In terms of resentments and sex it would come in the form if we had a fight or if I felt that day you hadn’t helped out with something.

When we would have sex ultimately I would get into it. But it felt forced and that is on me in terms of my communication. It felt negative and I made it that way. I was selfish in the respect of i didn’t want to do it I would let you know.

"Making love" to me seems like we are emotionally connecting, nothing else is around us. There is passion, but I can feel the actual love and the act seems pure. "Fucking" to me seems like doing some of these raw sexual acts that you list out as requests: cumming on my face, anal sex, cumming in my mouth after sex.

Sex with [other man] was better than the sex we had in our marriage but I feel more freedom or connection with you now. The sex with [other man] seemed passionate and exciting. Knowing it was something we shouldn’t be doing. Like we were going to get caught.

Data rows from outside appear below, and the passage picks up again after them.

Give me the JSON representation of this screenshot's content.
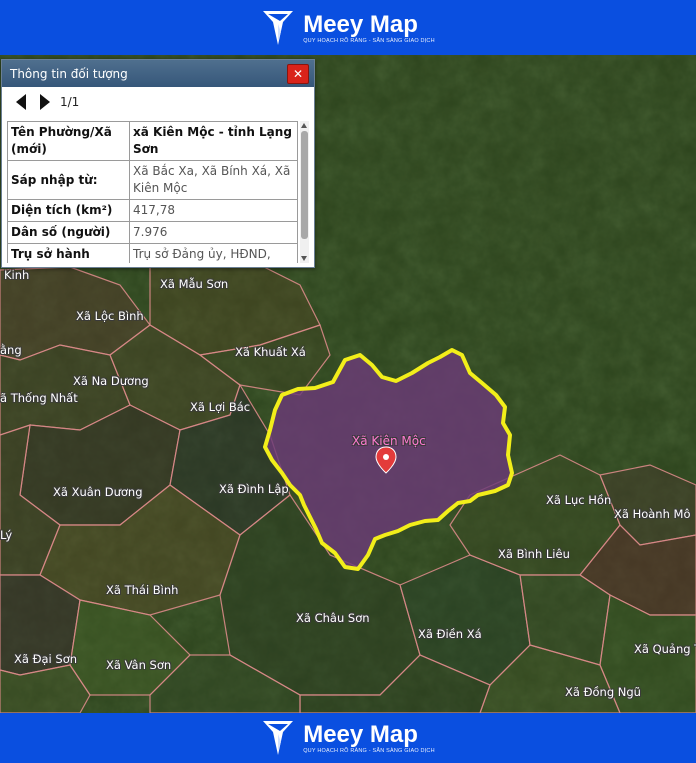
{
  "brand": {
    "name": "Meey Map",
    "tagline": "QUY HOẠCH RÕ RÀNG - SẴN SÀNG GIAO DỊCH"
  },
  "info_panel": {
    "title": "Thông tin đối tượng",
    "close_label": "✕",
    "page_indicator": "1/1",
    "rows": [
      {
        "key": "Tên Phường/Xã (mới)",
        "value": "xã Kiên Mộc - tỉnh Lạng Sơn",
        "bold_value": true
      },
      {
        "key": "Sáp nhập từ:",
        "value": "Xã Bắc Xa, Xã Bính Xá, Xã Kiên Mộc",
        "bold_value": false
      },
      {
        "key": "Diện tích (km²)",
        "value": "417,78",
        "bold_value": false
      },
      {
        "key": "Dân số (người)",
        "value": "7.976",
        "bold_value": false
      },
      {
        "key": "Trụ sở hành chính (mới)",
        "value": "Trụ sở Đảng ủy, HĐND, UBND xã Kiên Mộc",
        "bold_value": false
      }
    ]
  },
  "map": {
    "selected_commune": "Xã Kiên Mộc",
    "highlight_color": "#f2ee1a",
    "selected_fill": "#6b3a78",
    "marker_color": "#e33b3b",
    "commune_labels": [
      "Kinh",
      "Xã Mẫu Sơn",
      "Xã Lộc Bình",
      "ằng",
      "Xã Khuất Xá",
      "Xã Na Dương",
      "ã Thống Nhất",
      "Xã Lợi Bác",
      "Xã Xuân Dương",
      "Xã Đình Lập",
      "Xã Lục Hồn",
      "Xã Hoành Mô",
      "Lý",
      "Xã Bình Liêu",
      "Xã Thái Bình",
      "Xã Châu Sơn",
      "Xã Điền Xá",
      "Xã Đại Sơn",
      "Xã Vân Sơn",
      "Xã Quảng T",
      "Xã Đồng Ngũ"
    ]
  }
}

The specific sexual acts we did were: missionary both ways, mostly doggy style, reverse cow girl, Anal, he gave me head and I reciprocated. Overall the sex was good because of the situation all emotions were heightened. In terms of mechanics, it will be something I largely forget.

The handcuff request came from me because it was something I wanted to explore. He didn’t request. I was nervous that maybe he wouldn’t untie the handcuffs, but that was the only sense of fear.

This is another example of my selfishness. In terms of sex, yes I get largely embarrassed but then there is a piece of me that feels degraded. But then I have to remind myself that it shouldn’t be degrading if it is with the right person. My sexual past yes has been largely due to getting guys attention. Feeling like I am doing something for them in those moments. I guess I rarely explored what I’d like in the situation. Sex has been taboo. Something I grappled with in high school and was nervous, scared to do. Would I do it wrong, would I please the other person?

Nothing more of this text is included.